Une profonde tristesse se peignit sur la figure expressive de l'ataman.
—Tu regrettes ton confrère, dit Ivan en ricanant.
—Oui, sire, je le regrette vivement, répondit Koltzo, sans se soucier de l'impression que cette réponse pouvait produire sur le Tzar.
—C'est juste, dit Ivan avec dédain, cela ne pouvait être autrement: qui se ressemble, s'assemble.
Il eût été difficile de dire si Ivan ignorait réellement la mort de Sérébrany ou s'il en faisait semblant, afin de prouver à quel point il se préoccupait peu de ceux qui ne recherchaient pas ses faveurs; toujours est-il qu'il ne manifesta aucun signe de regret en apprenant cette nouvelle: son visage resta impassible et indifférent.

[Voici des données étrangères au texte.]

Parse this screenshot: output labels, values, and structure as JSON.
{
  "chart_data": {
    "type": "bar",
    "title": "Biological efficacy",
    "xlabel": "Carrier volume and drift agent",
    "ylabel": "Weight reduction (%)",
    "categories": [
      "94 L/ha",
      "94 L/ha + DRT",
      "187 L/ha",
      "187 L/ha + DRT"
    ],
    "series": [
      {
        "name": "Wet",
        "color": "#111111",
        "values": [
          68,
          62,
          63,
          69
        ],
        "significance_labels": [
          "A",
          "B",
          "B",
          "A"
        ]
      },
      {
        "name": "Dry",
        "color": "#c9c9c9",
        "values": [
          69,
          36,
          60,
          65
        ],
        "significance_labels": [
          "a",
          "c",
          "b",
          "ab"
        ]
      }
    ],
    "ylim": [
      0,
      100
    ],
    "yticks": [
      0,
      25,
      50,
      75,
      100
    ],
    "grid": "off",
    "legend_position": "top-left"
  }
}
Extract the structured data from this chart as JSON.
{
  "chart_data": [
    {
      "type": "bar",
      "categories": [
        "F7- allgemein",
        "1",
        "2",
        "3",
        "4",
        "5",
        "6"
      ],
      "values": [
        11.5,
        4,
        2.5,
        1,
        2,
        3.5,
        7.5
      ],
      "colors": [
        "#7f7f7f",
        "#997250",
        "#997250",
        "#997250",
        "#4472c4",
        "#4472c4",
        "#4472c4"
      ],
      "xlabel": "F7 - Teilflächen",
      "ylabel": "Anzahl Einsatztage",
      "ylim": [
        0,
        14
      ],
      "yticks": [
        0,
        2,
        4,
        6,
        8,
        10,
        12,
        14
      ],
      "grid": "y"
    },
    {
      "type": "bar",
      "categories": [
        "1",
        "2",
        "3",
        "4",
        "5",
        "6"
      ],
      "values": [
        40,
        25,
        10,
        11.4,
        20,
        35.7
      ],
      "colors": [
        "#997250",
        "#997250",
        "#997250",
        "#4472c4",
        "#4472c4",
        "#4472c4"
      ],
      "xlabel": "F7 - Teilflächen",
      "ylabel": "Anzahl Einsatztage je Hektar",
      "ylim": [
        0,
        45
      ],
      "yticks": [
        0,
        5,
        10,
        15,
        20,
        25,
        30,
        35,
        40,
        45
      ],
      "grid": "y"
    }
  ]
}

—Reste quelque temps avec nous, dit-il à Koltzo; lorsque le prince Bolkhovski sera prêt, vous partirez ensemble pour la Sibérie. Mais j'oublie que Bolkhovski prétend descendre de Rurik. Il n'est pas facile d'en venir à bout avec tous ces princes; ils finiront par prétendre se mesurer avec moi en généalogie! Tout le monde ne ressemble pas à Nikita qui a sollicité le titre d'aventurier. Aussi, afin que Bolkhovski ne se sente pas humilié de servir sous les ordres d'un ataman de Kosaques, j'élève dès aujourd'hui Iermak à la dignité de prince de Sibérie. Chichelkalof, dit le Tzar en s'adressant à un conseiller qui se tenait près du trône, prépare le rescrit qui investit Iermak du commandement suprême de toute la Sibérie, et quant à Mametkoul, qu'on l'amène à Moscou sous bonne escorte. Tu prépareras aussi les rescrits par lesquels j'octroie aux Strogonof pour leurs bons et utiles services: à Simon, les grandes et petites salines du Volga, à Nikita et à Maxime, le monopole et la franchise du commerce dans toutes les frontières et dans toutes les villes du royaume nouvellement conquis.
Les Strogonof saluèrent profondément le Tzar.
—Qui de vous, leur demanda-t-il, a guéri Boris du coup de bâton ferré que j'ai daigné lui appliquer?
—C'était mon frère aîné, Grégoire Anikine, répondit Simon; Dieu l'a appelé à lui l'an dernier.